BenchmarkTools.Trial:
samples: 367
evals/sample: 1
time tolerance: 5.00%
memory tolerance: 1.00%
memory estimate: 16.00 bytes
allocs estimate: 1
minimum time: 12.13 ms (0.00% GC)
median time: 13.39 ms (0.00% GC)
mean time: 13.62 ms (0.00% GC)
maximum time: 19.61 ms (0.00% GC)
--- baseline ---
BenchmarkTools.Trial:
samples: 5004
evals/sample: 1
time tolerance: 5.00%
memory tolerance: 1.00%
memory estimate: 16.00 bytes
allocs estimate: 1
minimum time: 860.65 μs (0.00% GC)
median time: 953.10 μs (0.00% GC)
mean time: 997.09 μs (0.00% GC)
maximum time: 2.83 ms (0.00% GC)
This benchmark calls Bio.Seq.inbound_getindex
for each element in the loop. So, I guess the problem is in the optimization of this function. The generated machine code on Julia 0.5 looks much more complicated than that of Julia 0.4.
Julia 0.4.6:
julia> using Bio.Seq
julia> @code_native Bio.Seq.inbounds_getindex(randdnaseq(4), 1)

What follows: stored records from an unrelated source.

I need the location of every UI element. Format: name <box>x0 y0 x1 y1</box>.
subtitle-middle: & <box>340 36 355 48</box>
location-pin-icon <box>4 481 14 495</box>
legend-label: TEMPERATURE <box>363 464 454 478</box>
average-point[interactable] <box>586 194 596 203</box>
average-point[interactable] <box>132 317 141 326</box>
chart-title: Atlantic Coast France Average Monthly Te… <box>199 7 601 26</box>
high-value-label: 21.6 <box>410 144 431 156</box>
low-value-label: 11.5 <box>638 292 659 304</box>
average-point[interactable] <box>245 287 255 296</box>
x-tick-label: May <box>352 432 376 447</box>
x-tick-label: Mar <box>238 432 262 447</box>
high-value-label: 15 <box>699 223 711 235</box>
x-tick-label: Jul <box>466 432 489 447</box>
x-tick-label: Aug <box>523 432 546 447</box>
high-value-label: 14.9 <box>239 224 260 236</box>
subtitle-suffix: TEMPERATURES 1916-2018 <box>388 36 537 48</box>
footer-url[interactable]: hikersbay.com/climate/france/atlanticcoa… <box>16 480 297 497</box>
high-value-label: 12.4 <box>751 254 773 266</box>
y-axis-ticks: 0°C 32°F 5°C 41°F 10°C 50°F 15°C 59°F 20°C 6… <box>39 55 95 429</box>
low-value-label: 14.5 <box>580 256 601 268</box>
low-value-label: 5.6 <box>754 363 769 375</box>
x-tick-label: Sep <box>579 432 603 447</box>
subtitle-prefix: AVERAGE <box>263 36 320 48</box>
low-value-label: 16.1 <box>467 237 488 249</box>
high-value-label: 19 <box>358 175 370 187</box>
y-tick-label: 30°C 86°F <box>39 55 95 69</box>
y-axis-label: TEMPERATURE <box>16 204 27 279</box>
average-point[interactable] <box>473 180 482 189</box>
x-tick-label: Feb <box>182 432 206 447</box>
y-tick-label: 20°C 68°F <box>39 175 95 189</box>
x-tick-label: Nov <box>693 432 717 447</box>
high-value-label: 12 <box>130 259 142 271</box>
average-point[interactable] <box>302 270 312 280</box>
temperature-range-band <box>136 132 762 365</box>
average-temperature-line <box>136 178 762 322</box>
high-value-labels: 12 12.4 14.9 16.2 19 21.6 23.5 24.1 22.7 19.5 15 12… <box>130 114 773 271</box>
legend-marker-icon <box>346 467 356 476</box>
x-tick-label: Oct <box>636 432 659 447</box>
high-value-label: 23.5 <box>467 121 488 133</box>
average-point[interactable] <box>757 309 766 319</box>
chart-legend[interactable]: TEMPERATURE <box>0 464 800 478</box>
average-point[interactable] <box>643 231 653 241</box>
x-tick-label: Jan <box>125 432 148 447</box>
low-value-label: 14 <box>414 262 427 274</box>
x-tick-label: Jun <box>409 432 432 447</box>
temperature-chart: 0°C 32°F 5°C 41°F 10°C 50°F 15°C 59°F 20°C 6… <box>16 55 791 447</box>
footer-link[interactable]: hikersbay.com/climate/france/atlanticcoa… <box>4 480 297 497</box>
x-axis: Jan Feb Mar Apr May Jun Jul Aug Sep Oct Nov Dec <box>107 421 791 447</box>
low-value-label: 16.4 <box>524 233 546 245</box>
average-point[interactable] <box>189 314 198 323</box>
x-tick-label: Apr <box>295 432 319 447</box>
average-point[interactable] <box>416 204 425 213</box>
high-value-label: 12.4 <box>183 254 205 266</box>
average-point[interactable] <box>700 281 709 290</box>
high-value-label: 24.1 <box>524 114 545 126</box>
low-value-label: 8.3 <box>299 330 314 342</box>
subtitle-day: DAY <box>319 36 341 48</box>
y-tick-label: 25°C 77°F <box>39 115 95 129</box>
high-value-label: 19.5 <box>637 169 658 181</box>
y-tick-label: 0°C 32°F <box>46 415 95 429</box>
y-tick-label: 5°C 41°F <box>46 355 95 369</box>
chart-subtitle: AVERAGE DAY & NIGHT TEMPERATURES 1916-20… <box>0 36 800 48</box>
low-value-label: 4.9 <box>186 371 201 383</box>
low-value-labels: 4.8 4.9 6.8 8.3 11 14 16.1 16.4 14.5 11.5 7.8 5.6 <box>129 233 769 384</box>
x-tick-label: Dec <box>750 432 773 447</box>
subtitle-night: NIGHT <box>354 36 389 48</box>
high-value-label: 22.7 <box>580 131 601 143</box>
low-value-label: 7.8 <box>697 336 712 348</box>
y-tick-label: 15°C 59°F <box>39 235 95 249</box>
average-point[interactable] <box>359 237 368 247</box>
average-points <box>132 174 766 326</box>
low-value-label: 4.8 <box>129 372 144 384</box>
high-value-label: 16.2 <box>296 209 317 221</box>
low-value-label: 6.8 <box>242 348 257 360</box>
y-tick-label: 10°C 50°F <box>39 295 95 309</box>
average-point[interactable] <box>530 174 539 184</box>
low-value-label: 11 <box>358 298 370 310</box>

.section __TEXT,__text,regular,pure_instructions
Filename: /Users/kenta/.julia/v0.4/Bio/src/seq/bioseq.jl
Source line: 307
pushq %rbp
movq %rsp, %rbp
Source line: 307
addq 8(%rdi), %rsi
leaq -8(,%rsi,4), %rcx
Source line: 308
movq %rcx, %rax
sarq $6, %rax
movq (%rdi), %rdx
movq (%rdx), %rdx
movq (%rdx,%rax,8), %rax
andb $60, %cl
shrq %cl, %rax
andb $15, %al
popq %rbp
ret
Julia 0.5 RC2:
julia> using Bio.Seq
WARNING: Method definition require(Symbol) in module Base at loading.jl:317 overwritten in module Main at /Users/kenta/.julia/v0.5/Requires/src/require.jl:12.
julia> @code_native Bio.Seq.inbounds_getindex(randdnaseq(4), 1)
.section __TEXT,__text,regular,pure_instructions
Filename: bioseq.jl
pushq %rbp
movq %rsp, %rbp
pushq %r15
pushq %r14
pushq %r12
pushq %rbx
subq $32, %rsp
movq %rsi, %rbx
movq %rdi, %r12
movabsq $4368469648, %r14 ## imm = 0x104618E90
movabsq $jl_get_ptls_states_fast, %rax
callq *%rax
movq %rax, %r15
movq $0, -40(%rbp)
movq $2, -56(%rbp)
movq (%r15), %rax
movq %rax, -48(%rbp)
leaq -56(%rbp), %rax
movq %rax, (%r15)
Source line: 301
addq 8(%r12), %rbx
Source line: 186
leaq -8(,%rbx,4), %rax
Source line: 305
movq %rax, -64(%rbp)
Source line: 306
movabsq $index, %rax
leaq -64(%rbp), %rdi
callq *%rax
movq (%r12), %rdx
I may still need to narrow down the problem and create a smaller reproducible case. If you need it, I will try it later.